Nationalkult in Japan: Tokios Lehrer müssen Hymne singen
Pazifistische Lehrer, die sich aus Gewissensgründen weigern, bei Schulfeiern vor der japanischen Flagge stehend die Nationalhymne zu singen, verlieren vor Gericht.
![](https://taz.de/picture/357285/14/japan_fahnen.jpg)
Schullehrer in Tokio haben erneut eine Niederlage im Kampf gegen verordneten Patriotismus erlitten. Das Bezirksgericht von Japans Hauptstadt wies eine Klage von 172 Lehrern ab, die ihr Recht auf freie Meinungsäußerung eingeschränkt sahen. Anlass der Klage war eine viereinhalb Jahre alte Dienstanweisung der städtischen Bildungskommission. Danach müssen Lehrer auf offiziellen Schulfeiern mit ihren Schülern vor der Nationalflagge stehen und die Nationalhymne singen. Diesen Zwang lehnen viele Pädagogen ab.
"Wir werden dieses extrem ungerechte Urteil nicht akzeptieren", erklärte Klägeranwältin Nao Yukitake. "Wie können wir den Schülern Zivilcourage beibringen und zugleich einer solchen Anordnung widerspruchslos folgen?", beschrieb Lehrerin Hiroko Arai ihre Gewissensnot. "So sind wir kein glaubwürdiges Vorbild."
Die Lehrer hatten Schadensersatz verlangt, weil Verstöße gegen die Anordnung hart geahndet werden. Insgesamt wurden 410 Pädagogen abgemahnt, weil sie während der Hymne sitzen geblieben waren, nicht mitgesungen oder dazu aufgefordert hatten. 47 Lehrern wurde ein Monatsgehalt und 41 sechs Gehälter um jeweils zehn Prozent gekürzt. Die nach der Pensionierung übliche Teilzeitbeschäftigung wurde 38 verweigert.

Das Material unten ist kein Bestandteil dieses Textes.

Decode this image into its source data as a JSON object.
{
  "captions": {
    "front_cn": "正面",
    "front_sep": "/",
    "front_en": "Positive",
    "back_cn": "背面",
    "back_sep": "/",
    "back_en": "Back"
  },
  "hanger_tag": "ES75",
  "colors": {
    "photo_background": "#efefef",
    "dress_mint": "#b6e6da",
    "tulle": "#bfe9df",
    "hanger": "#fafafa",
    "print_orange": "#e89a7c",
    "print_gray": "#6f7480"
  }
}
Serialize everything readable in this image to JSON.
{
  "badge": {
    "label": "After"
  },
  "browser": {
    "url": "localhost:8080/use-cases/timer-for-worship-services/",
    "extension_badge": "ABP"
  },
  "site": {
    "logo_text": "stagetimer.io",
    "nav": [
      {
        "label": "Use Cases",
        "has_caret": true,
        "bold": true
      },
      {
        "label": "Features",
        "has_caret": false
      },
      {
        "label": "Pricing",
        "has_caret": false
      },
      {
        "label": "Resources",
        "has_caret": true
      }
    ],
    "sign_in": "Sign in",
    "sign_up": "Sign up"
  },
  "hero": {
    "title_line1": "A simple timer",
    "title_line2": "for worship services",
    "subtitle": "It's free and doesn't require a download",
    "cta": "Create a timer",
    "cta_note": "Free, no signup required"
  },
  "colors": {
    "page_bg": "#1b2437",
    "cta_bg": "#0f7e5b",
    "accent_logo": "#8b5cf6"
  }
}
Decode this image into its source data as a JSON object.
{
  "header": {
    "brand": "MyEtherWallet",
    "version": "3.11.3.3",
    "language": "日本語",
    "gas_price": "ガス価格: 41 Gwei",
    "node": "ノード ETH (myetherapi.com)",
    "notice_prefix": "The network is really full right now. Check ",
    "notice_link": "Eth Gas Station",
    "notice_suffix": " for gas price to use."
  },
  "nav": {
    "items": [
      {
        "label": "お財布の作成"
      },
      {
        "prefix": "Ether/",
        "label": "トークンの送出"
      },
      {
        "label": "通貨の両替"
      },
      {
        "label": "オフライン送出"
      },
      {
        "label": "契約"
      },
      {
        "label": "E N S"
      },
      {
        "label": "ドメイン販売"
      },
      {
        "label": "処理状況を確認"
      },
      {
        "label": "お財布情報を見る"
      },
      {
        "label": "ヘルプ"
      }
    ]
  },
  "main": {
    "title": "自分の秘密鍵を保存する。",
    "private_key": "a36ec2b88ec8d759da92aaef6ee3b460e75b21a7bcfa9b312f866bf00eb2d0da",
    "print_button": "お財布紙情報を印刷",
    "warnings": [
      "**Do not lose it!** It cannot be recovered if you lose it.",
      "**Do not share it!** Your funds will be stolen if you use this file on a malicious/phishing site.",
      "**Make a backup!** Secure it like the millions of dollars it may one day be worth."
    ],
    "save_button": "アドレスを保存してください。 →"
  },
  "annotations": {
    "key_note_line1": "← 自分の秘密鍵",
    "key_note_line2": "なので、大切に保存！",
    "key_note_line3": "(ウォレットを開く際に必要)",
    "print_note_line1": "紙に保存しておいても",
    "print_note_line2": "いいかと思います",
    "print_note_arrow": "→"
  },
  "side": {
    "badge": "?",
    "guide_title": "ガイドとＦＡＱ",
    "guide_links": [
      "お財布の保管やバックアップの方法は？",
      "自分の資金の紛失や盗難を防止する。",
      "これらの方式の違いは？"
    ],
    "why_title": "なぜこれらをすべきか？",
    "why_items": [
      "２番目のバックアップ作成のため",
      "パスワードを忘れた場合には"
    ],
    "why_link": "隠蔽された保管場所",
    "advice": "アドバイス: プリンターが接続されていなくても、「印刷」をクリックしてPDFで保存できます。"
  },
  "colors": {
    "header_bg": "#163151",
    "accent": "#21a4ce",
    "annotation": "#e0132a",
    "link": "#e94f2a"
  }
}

Elf wurden gar bis zu sechs Monate vom Job suspendiert. Selbst wenn nur einzelne Schüler die Hymne boykottierten, wurde dies als Versagen der Lehrer verfolgt. Sie müssen in den Ferien zur Zwangsschulung und einen Aufsatz schreiben. Das gesamte Kollegium muss in einem Akt kollektiver Bestrafung daran teilnehmen.
Die protestierenden Pädagogen sehen in der Hymne "Kimigayo" und der Flagge "Hinomaru" Symbole der militaristischen Vergangenheit Japans. Unter dem weißen Banner mit dem roten Sonnenpunkt hatten Japans Soldaten im Namen ihres Gottkaisers halb Asien erobert, Amerika angegriffen und Kriegsverbrechen begangen. Doch 1999 wurden Flagge und Hymne wieder offiziell eingesetzt. Der Kaiser, heute seiner Göttlichkeit beraubt, wird wieder besungen.
Seitdem haben Rechtskonservative Oberwasser: Junichiro Koizumi besuchte als Premier den umstrittenen Yasukuni-Kriegsopferschrein, sein Nachfolger bekämpfte die Erwähnung von Japans Kriegsverbrechen in Schulbüchern. Hinter dem Tokioter Erlass steckt der für ausländerfeindliche Sprüche bekannte Gouverneur Shintaro Ishihara.
Mit ihrer Klage wollen sich die pazifistischen Lehrer auch gegen diesen Rechtsruck wehren. An manchen Schulen ist die Stimmung so vergiftet, dass selbst das Tragen einer blauen Schleife als Friedenssymbol untersagt wird. Einige Protestler singen während der Feiern eine Parodie auf die Hymne mit, um der Form Genüge zu tun. Aus "Kimigayo" wird so "Kiss me girl". Japans Oberstes Gericht hatte 2007 die Klage eines Musiklehrers, der die Hymne auf dem Klavier spielen musste, abgewiesen. Deshalb lehnte das Bezirksgericht jetzt die Klage der 172 Lehrer ab. Sie wollen trotzdem in Berufung gehen.